Lazarina Butkovich Ph.D. Defense

Date: 

Monday, March 17, 2025 - 10:00am

Location: 

Elings Hall 1601 | Zoom Link: https://ucsb.zoom.us/j/85820153612 | Meeting ID: 858 2015 3612

Speaker: 

Lazarina Butkovich

Natural Product Discovery from Anaerobic Gut Fungi

Abstract

Secondary metabolites – also termed natural products – are small, organic compounds that often possess bioactivities and diverse chemical structures. These metabolites hold significant biotechnological and therapeutic potential, with applications in pesticides, preservatives, biopolymers, biofuels, and pharmaceuticals. Secondary metabolism is largely unexplored in obligate anaerobes – organisms that do not survive in the presence of molecular oxygen. In fact, nearly all known secondary metabolites are produced by aerobes. Anaerobic gut fungi (phylum Neocallimastigomycota) are obligate anaerobes that reside in the complex gut microbiomes of some large herbivores. In silico genome mining and previous omics analyses (transcriptomic, proteomic, metabolomic) indicate that anaerobic gut fungi possess untapped potential to produce secondary metabolites.

In this talk, I will outline two complementary approaches to explore secondary metabolites from anaerobic gut fungi: (1) direct, omics-based study of cultured anaerobic gut fungi and (2) heterologous expression of predicted biosynthetic genes in better-studied microbial hosts, Saccharomyces cerevisiae (yeast) and Aspergillus nidulans (a mold). Altogether, these studies provide foundational, omics-based datasets that advance our understanding of secondary metabolism in anaerobic gut fungi.
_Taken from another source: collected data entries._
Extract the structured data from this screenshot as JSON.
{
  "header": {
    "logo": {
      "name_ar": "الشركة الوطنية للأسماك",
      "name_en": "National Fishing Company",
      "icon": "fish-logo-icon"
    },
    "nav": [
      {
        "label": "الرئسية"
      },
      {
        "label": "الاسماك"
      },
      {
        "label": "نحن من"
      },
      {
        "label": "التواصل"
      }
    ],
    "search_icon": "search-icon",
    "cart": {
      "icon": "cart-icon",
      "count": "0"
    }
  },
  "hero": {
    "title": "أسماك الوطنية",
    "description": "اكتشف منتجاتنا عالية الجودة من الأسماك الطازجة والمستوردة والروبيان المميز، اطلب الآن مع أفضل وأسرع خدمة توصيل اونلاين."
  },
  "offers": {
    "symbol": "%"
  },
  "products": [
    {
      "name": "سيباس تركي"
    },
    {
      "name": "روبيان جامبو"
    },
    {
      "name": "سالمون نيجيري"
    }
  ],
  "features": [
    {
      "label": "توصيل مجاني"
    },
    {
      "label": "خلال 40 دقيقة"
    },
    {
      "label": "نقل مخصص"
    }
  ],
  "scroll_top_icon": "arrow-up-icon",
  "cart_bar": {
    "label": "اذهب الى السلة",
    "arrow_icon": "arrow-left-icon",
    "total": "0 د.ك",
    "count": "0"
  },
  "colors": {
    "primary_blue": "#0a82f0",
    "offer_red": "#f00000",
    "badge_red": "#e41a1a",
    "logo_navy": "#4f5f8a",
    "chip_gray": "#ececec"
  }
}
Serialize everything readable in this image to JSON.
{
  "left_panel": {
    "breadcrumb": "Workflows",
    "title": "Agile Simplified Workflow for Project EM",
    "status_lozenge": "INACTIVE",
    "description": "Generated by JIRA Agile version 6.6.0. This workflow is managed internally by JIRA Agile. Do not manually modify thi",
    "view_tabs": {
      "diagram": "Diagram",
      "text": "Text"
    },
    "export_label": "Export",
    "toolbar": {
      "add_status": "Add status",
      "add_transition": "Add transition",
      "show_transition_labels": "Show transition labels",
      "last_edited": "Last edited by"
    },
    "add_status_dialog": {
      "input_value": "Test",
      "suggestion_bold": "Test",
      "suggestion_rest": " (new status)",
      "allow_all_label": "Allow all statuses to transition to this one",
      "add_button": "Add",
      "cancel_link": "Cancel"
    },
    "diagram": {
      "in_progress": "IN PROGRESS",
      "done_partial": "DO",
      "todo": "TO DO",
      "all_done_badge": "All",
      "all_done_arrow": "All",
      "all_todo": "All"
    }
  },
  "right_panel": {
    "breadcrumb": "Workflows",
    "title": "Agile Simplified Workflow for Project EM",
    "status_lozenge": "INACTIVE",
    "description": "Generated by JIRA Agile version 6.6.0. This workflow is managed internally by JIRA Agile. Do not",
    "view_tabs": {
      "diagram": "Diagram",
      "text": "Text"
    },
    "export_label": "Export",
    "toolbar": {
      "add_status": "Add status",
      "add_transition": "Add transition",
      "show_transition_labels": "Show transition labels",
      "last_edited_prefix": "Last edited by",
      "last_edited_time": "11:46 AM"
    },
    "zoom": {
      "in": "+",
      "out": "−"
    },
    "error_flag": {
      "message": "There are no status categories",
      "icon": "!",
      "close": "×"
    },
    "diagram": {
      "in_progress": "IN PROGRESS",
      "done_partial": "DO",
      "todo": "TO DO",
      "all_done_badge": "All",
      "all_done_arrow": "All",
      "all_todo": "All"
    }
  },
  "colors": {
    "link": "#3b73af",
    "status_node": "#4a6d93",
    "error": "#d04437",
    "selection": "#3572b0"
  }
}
For the first approach, I profiled metabolites of two anaerobic gut fungal species (Anaeromyces robustus and Caecomyces churrovis) using untargeted gas chromatography with mass spectrometry (GC-MS). In parallel, I profiled metabolites of C. churrovis cultured under various growth conditions, using untargeted liquid chromatography with tandem mass spectrometry (LC-MS/MS). These metabolomic analyses show that anaerobic gut fungi produce likely terpene and terpenoid secondary metabolites. Additionally, I generated the first transcriptomic profile of the young, zoosporic life stage of anaerobic gut fungi (Neocallimastix californiae), which provides evidence for potential life stage-specific secondary metabolites.

For the heterologous expression-based approach, I expressed an array of predicted biosynthetic genes for polyketide synthases and non-ribosomal peptide synthetases in S. cerevisiae and A. nidulans. In several expression groups, heterologously expressed RNA or protein was successfully detected, and a metabolomics screen with LC-MS/MS determined metabolites that were differentially detected between expression groups and their empty vector negative control. This effort establishes the first expression platform to investigate biosynthetic pathways for anaerobic gut fungal secondary metabolites.